What’s inside the box is some fact you can’t unlearn. Some new ideas you can’t undiscover.
That is to say, we are unlikely to just stop. Skeptics would do well to put that idea out of their heads. Human beings have exhibited a clear curiosity from Adam the man to atom the bomb, and Artificial Intelligence is no different. If it has even the most remote chance of helping us (especially providing us with immorality), we will pursue its actualization. This reality, in turn, leads to an ethical quandary: How can we continue to improve our lot materially through ANI without developing potentially dangerous technologies like ASI?

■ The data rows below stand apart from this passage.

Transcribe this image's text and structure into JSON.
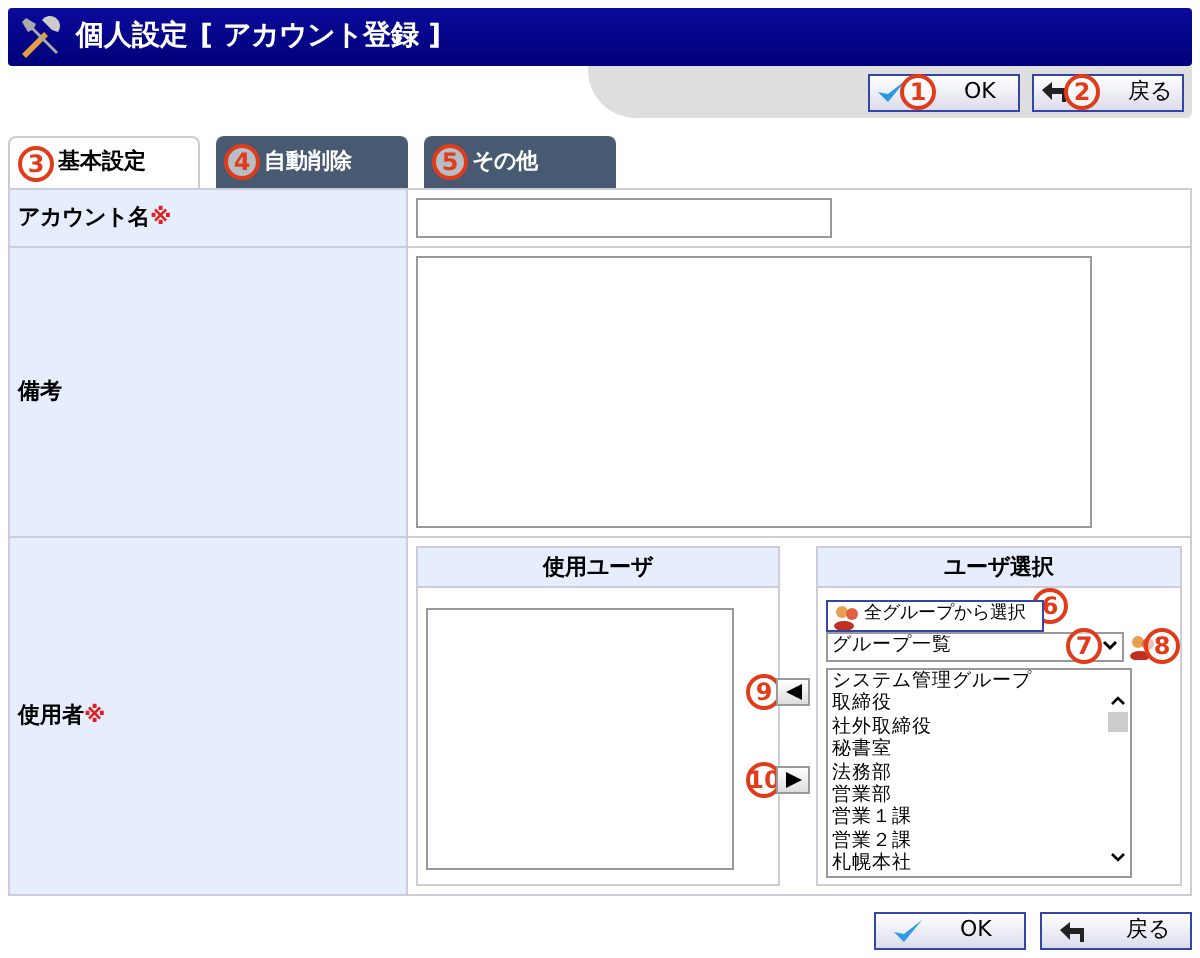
{
  "window": {
    "title": "個人設定",
    "subtitle": "[ アカウント登録 ]"
  },
  "toolbar_buttons": [
    {
      "label": "OK",
      "kind": "ok",
      "callout": "1"
    },
    {
      "label": "戻る",
      "kind": "back",
      "callout": "2"
    }
  ],
  "tabs": [
    {
      "label": "基本設定",
      "selected": true,
      "callout": "3"
    },
    {
      "label": "自動削除",
      "selected": false,
      "callout": "4"
    },
    {
      "label": "その他",
      "selected": false,
      "callout": "5"
    }
  ],
  "form": {
    "account_name": {
      "label": "アカウント名",
      "required_mark": "※"
    },
    "memo": {
      "label": "備考"
    },
    "users": {
      "label": "使用者",
      "required_mark": "※",
      "used_users": {
        "heading": "使用ユーザ"
      },
      "add_button_callout": "9",
      "remove_button_callout": "10",
      "user_select": {
        "heading": "ユーザ選択",
        "select_all_button": {
          "label": "全グループから選択",
          "callout": "6"
        },
        "group_dropdown": {
          "value": "グループ一覧",
          "callout": "7"
        },
        "group_icon_callout": "8",
        "groups": [
          "システム管理グループ",
          "取締役",
          "社外取締役",
          "秘書室",
          "法務部",
          "営業部",
          "営業１課",
          "営業２課",
          "札幌本社"
        ]
      }
    }
  },
  "bottom_buttons": [
    {
      "label": "OK",
      "kind": "ok"
    },
    {
      "label": "戻る",
      "kind": "back"
    }
  ]
}
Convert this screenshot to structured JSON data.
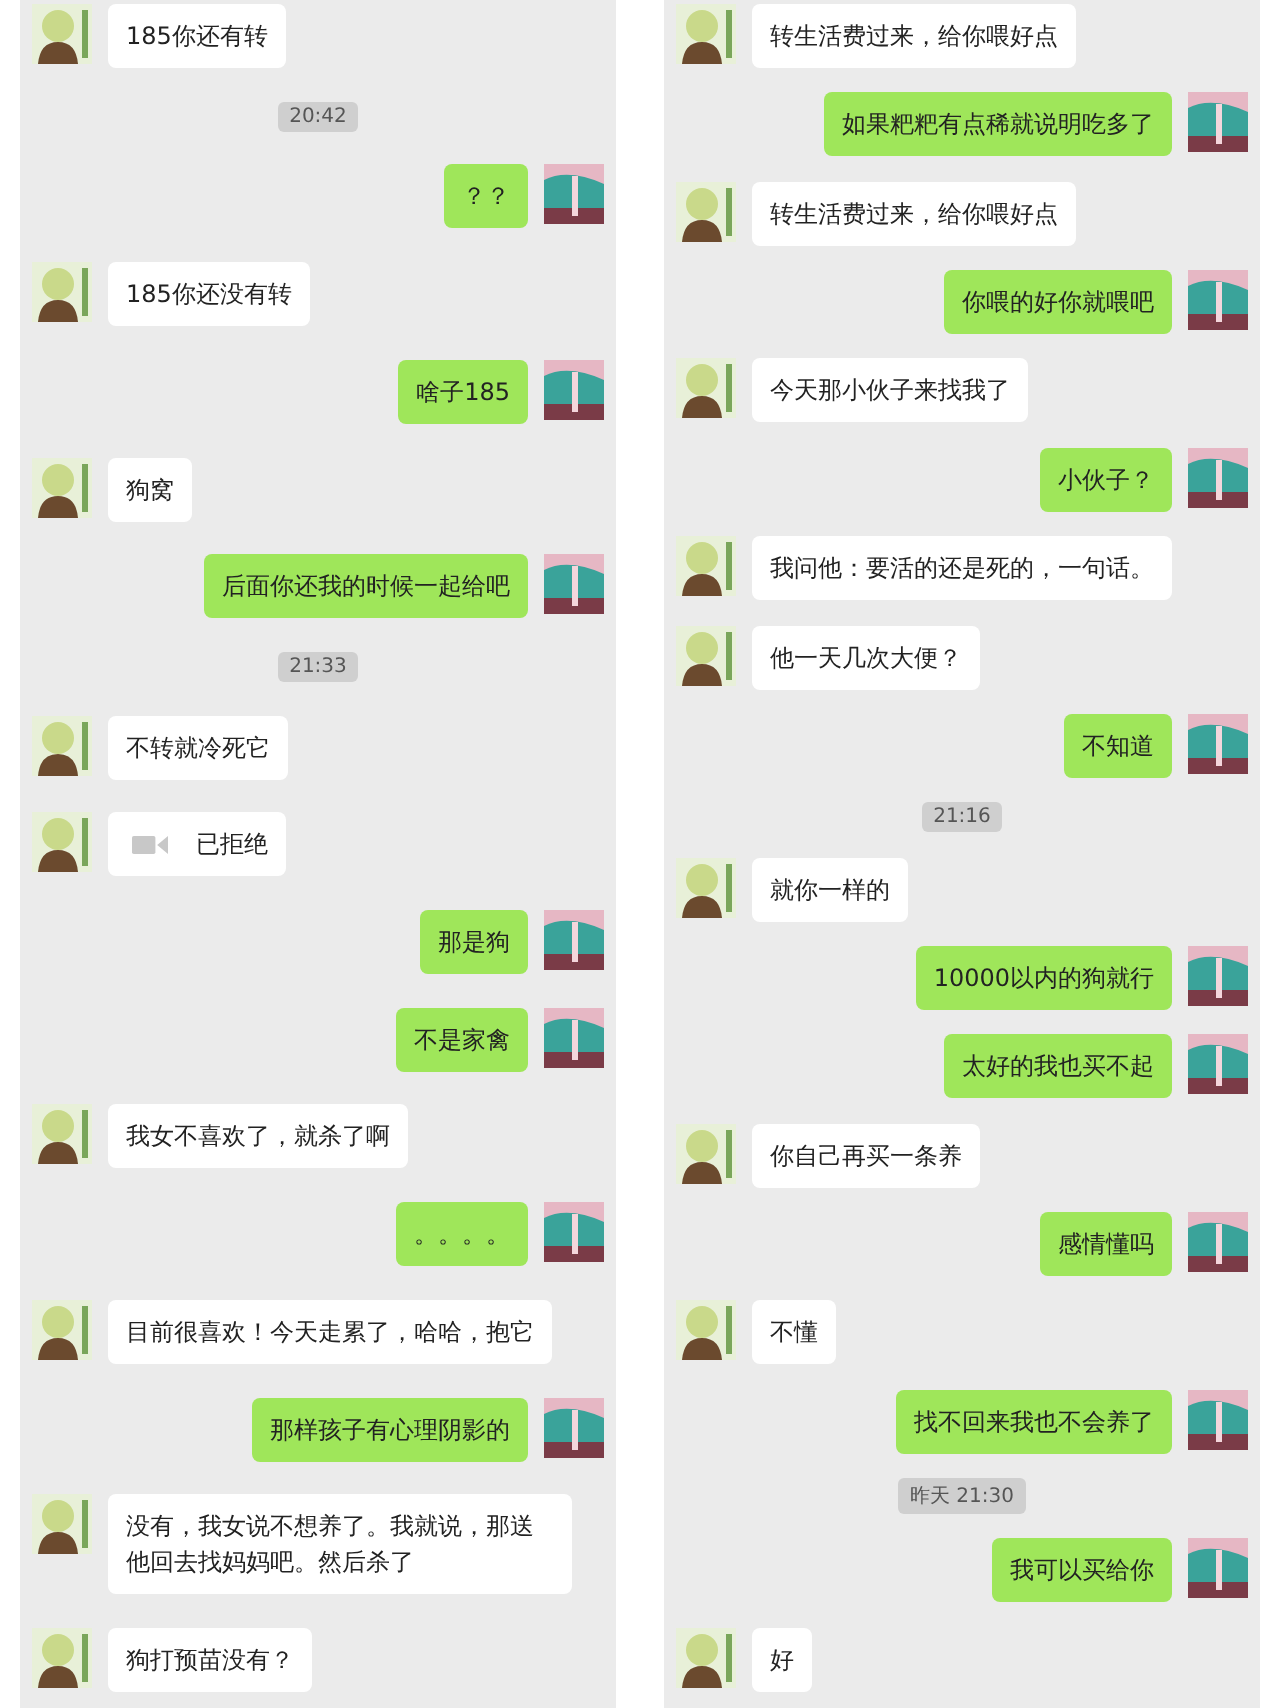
{
  "panels": [
    {
      "messages": [
        {
          "kind": "received",
          "text": "185你还有转"
        },
        {
          "kind": "time",
          "text": "20:42"
        },
        {
          "kind": "sent",
          "text": "？？"
        },
        {
          "kind": "received",
          "text": "185你还没有转"
        },
        {
          "kind": "sent",
          "text": "啥子185"
        },
        {
          "kind": "received",
          "text": "狗窝"
        },
        {
          "kind": "sent",
          "text": "后面你还我的时候一起给吧"
        },
        {
          "kind": "time",
          "text": "21:33"
        },
        {
          "kind": "received",
          "text": "不转就冷死它"
        },
        {
          "kind": "call",
          "text": "已拒绝"
        },
        {
          "kind": "sent",
          "text": "那是狗"
        },
        {
          "kind": "sent",
          "text": "不是家禽"
        },
        {
          "kind": "received",
          "text": "我女不喜欢了，就杀了啊"
        },
        {
          "kind": "sent",
          "text": "。。。。"
        },
        {
          "kind": "received",
          "text": "目前很喜欢！今天走累了，哈哈，抱它"
        },
        {
          "kind": "sent",
          "text": "那样孩子有心理阴影的"
        },
        {
          "kind": "received",
          "text": "没有，我女说不想养了。我就说，那送他回去找妈妈吧。然后杀了"
        },
        {
          "kind": "received",
          "text": "狗打预苗没有？"
        }
      ]
    },
    {
      "messages": [
        {
          "kind": "received",
          "text": "转生活费过来，给你喂好点"
        },
        {
          "kind": "sent",
          "text": "如果粑粑有点稀就说明吃多了"
        },
        {
          "kind": "received",
          "text": "转生活费过来，给你喂好点"
        },
        {
          "kind": "sent",
          "text": "你喂的好你就喂吧"
        },
        {
          "kind": "received",
          "text": "今天那小伙子来找我了"
        },
        {
          "kind": "sent",
          "text": "小伙子？"
        },
        {
          "kind": "received",
          "text": "我问他：要活的还是死的，一句话。"
        },
        {
          "kind": "received",
          "text": "他一天几次大便？"
        },
        {
          "kind": "sent",
          "text": "不知道"
        },
        {
          "kind": "time",
          "text": "21:16"
        },
        {
          "kind": "received",
          "text": "就你一样的"
        },
        {
          "kind": "sent",
          "text": "10000以内的狗就行"
        },
        {
          "kind": "sent",
          "text": "太好的我也买不起"
        },
        {
          "kind": "received",
          "text": "你自己再买一条养"
        },
        {
          "kind": "sent",
          "text": "感情懂吗"
        },
        {
          "kind": "received",
          "text": "不懂"
        },
        {
          "kind": "sent",
          "text": "找不回来我也不会养了"
        },
        {
          "kind": "time",
          "text": "昨天 21:30"
        },
        {
          "kind": "sent",
          "text": "我可以买给你"
        },
        {
          "kind": "received",
          "text": "好"
        }
      ]
    }
  ]
}
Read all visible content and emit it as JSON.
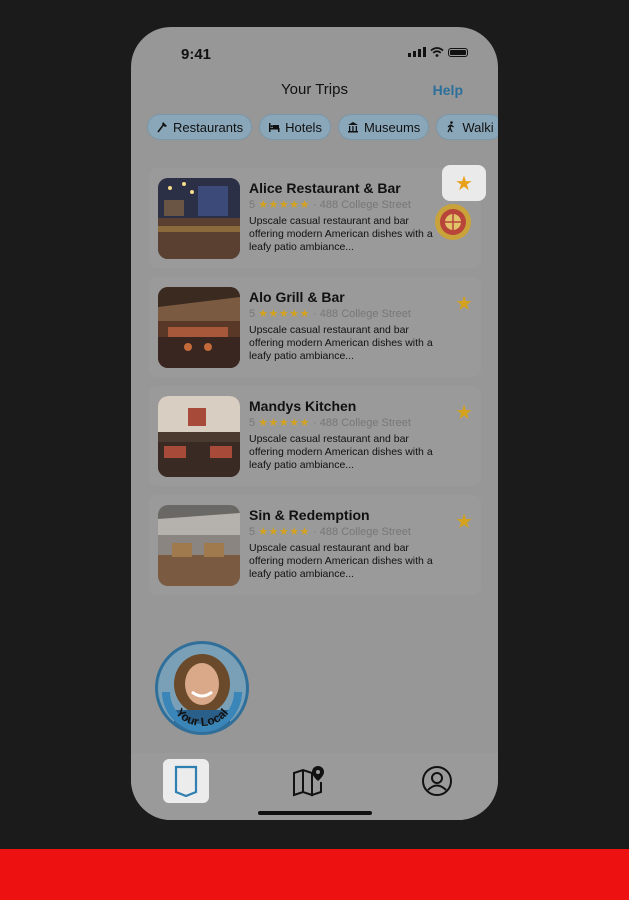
{
  "status": {
    "time": "9:41"
  },
  "header": {
    "title": "Your Trips",
    "help": "Help"
  },
  "chips": [
    {
      "label": "Restaurants",
      "icon": "fork-knife-icon"
    },
    {
      "label": "Hotels",
      "icon": "bed-icon"
    },
    {
      "label": "Museums",
      "icon": "museum-icon"
    },
    {
      "label": "Walki",
      "icon": "walking-icon"
    }
  ],
  "places": [
    {
      "name": "Alice Restaurant & Bar",
      "rating": "5",
      "stars": "★★★★★",
      "address": "· 488 College Street",
      "description": "Upscale casual restaurant and bar offering modern American dishes with a leafy patio ambiance..."
    },
    {
      "name": "Alo Grill & Bar",
      "rating": "5",
      "stars": "★★★★★",
      "address": "· 488 College Street",
      "description": "Upscale casual restaurant and bar offering modern American dishes with a leafy patio ambiance..."
    },
    {
      "name": "Mandys Kitchen",
      "rating": "5",
      "stars": "★★★★★",
      "address": "· 488 College Street",
      "description": "Upscale casual restaurant and bar offering modern American dishes with a leafy patio ambiance..."
    },
    {
      "name": "Sin & Redemption",
      "rating": "5",
      "stars": "★★★★★",
      "address": "· 488 College Street",
      "description": "Upscale casual restaurant and bar offering modern American dishes with a leafy patio ambiance..."
    }
  ],
  "local": {
    "label": "Your Local"
  },
  "tabs": [
    {
      "name": "bookmark",
      "icon": "bookmark-icon",
      "active": true
    },
    {
      "name": "map",
      "icon": "map-pin-icon",
      "active": false
    },
    {
      "name": "profile",
      "icon": "user-circle-icon",
      "active": false
    }
  ],
  "colors": {
    "accent": "#2b6f9a",
    "star": "#d4a21e",
    "chip": "#8aa7b9",
    "overlay": "#979797",
    "bottom_bar": "#ee1111"
  }
}
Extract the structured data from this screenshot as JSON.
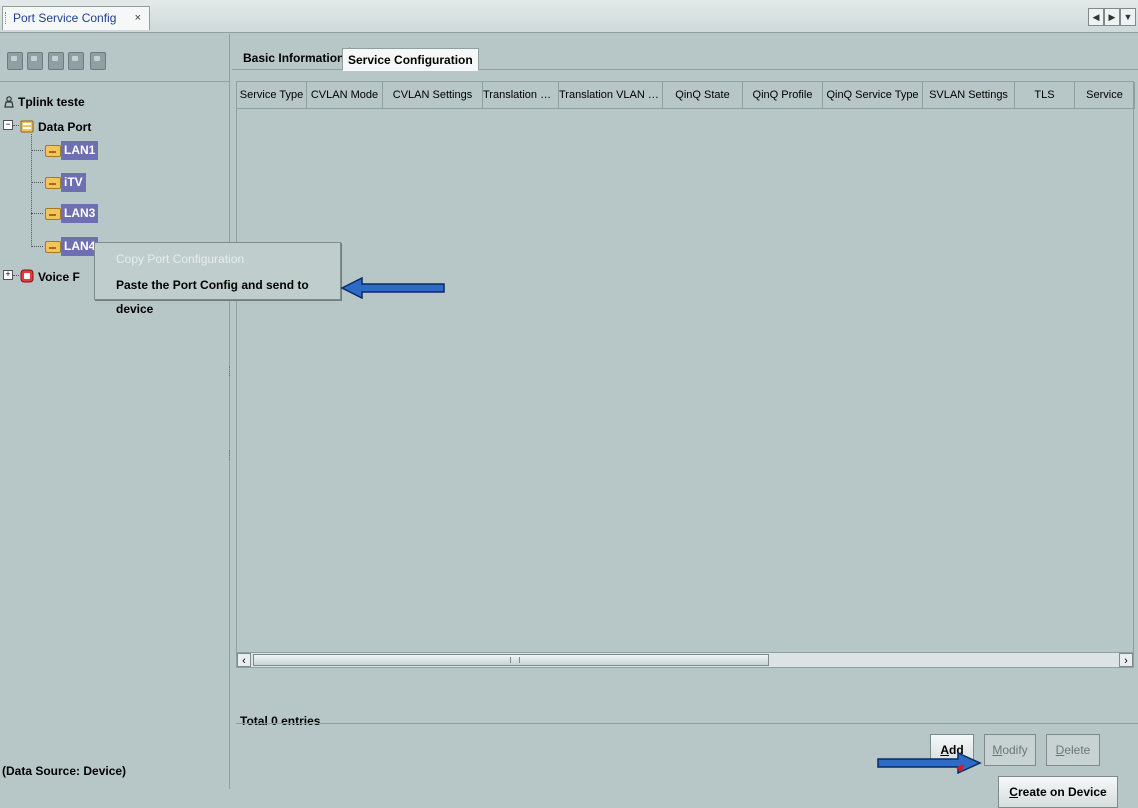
{
  "document_tab": {
    "title": "Port Service Config",
    "close": "×"
  },
  "tab_nav": {
    "prev": "◀",
    "next": "▶",
    "menu": "▼"
  },
  "left_panel": {
    "tree": {
      "root": "Tplink teste",
      "data_port": "Data Port",
      "lan_items": [
        "LAN1",
        "iTV",
        "LAN3",
        "LAN4"
      ],
      "voice_port_visible": "Voice F"
    },
    "data_source": "(Data Source: Device)"
  },
  "context_menu": {
    "items": [
      {
        "label": "Copy Port Configuration",
        "enabled": false
      },
      {
        "label": "Paste the Port Config and send to device",
        "enabled": true
      }
    ]
  },
  "main_panel": {
    "tabs": [
      {
        "label": "Basic Information"
      },
      {
        "label": "Service Configuration",
        "active": true
      }
    ],
    "table": {
      "columns": [
        "Service Type",
        "CVLAN Mode",
        "CVLAN Settings",
        "Translation St...",
        "Translation VLAN S...",
        "QinQ State",
        "QinQ Profile",
        "QinQ Service Type",
        "SVLAN Settings",
        "TLS",
        "Service"
      ],
      "rows": []
    },
    "entries_label": "Total 0 entries",
    "buttons": {
      "add": "Add",
      "modify": "Modify",
      "delete": "Delete",
      "create": "Create on Device"
    }
  },
  "colors": {
    "background": "#b7c6c6",
    "selection": "#6e6fb2",
    "arrow": "#2d6bc7"
  }
}
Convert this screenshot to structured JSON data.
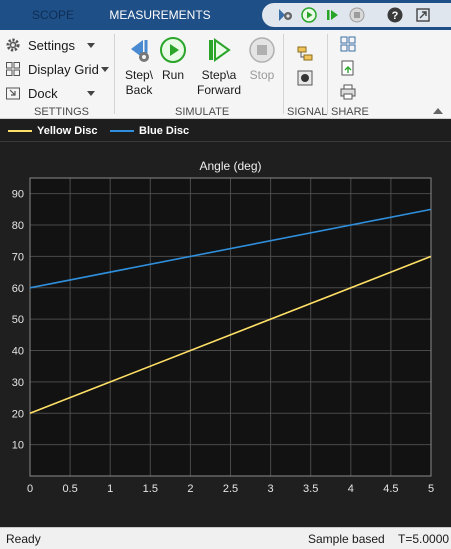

I submit that ANI is dangerous in and of itself. Like all modern technologies, it has a mixture of negative and positive effects, which need to be navigated, mitigated, and translated. GPSs make us less likely to interact with strangers in one facet of our lives. Laptops obscure the line between interaction and simulation. Driverless cars might mean a lazier, more distracted populace with a diminished skillset. As the sociologist and lay theologian Jacques Ellul writes:
A principal characteristic of technique [technology] … is its refusal to tolerate moral judgments. It is absolutely independent of them and eliminates them from its domain. Technique never observes the distinction between moral and immoral use. It tends on the contrary, to create a completely independent technical morality.
In this sense, the first step is to recognize that questions of technology (and especially AI) are ethical questions, even if we are told they are not. No matter how much we hear the rallying cry of efficiency as a justification, we owe ourselves more. We owe ourselves deep reflection about how even basic AI modifies our way of being. And this is where even Gates, Musk, and Hawking fall short. Though great intellects, they are known for their technical expertise; they are men of this age, and thus skilled in intelligence quotients and regression lines, not dialectic and ethics. Their fears hint at a need to take the ethics of technology more seriously, to question how and why we use the smattering of ANI systems that we encounter on a daily basis. Perhaps the problem is that we concentrate too much on the building of these new technologies and not enough on their effects and applications. In this vein, Gates and the others are only now beginning to see the problem.
For, if we cannot grapple with these more basic questions, what chance do we have of successfully facing the dilemmas laid bare by their fears? What chance do we have of surviving a war if we cannot muster the troops to skirmish with, even just observe, the enemy’s vanguard?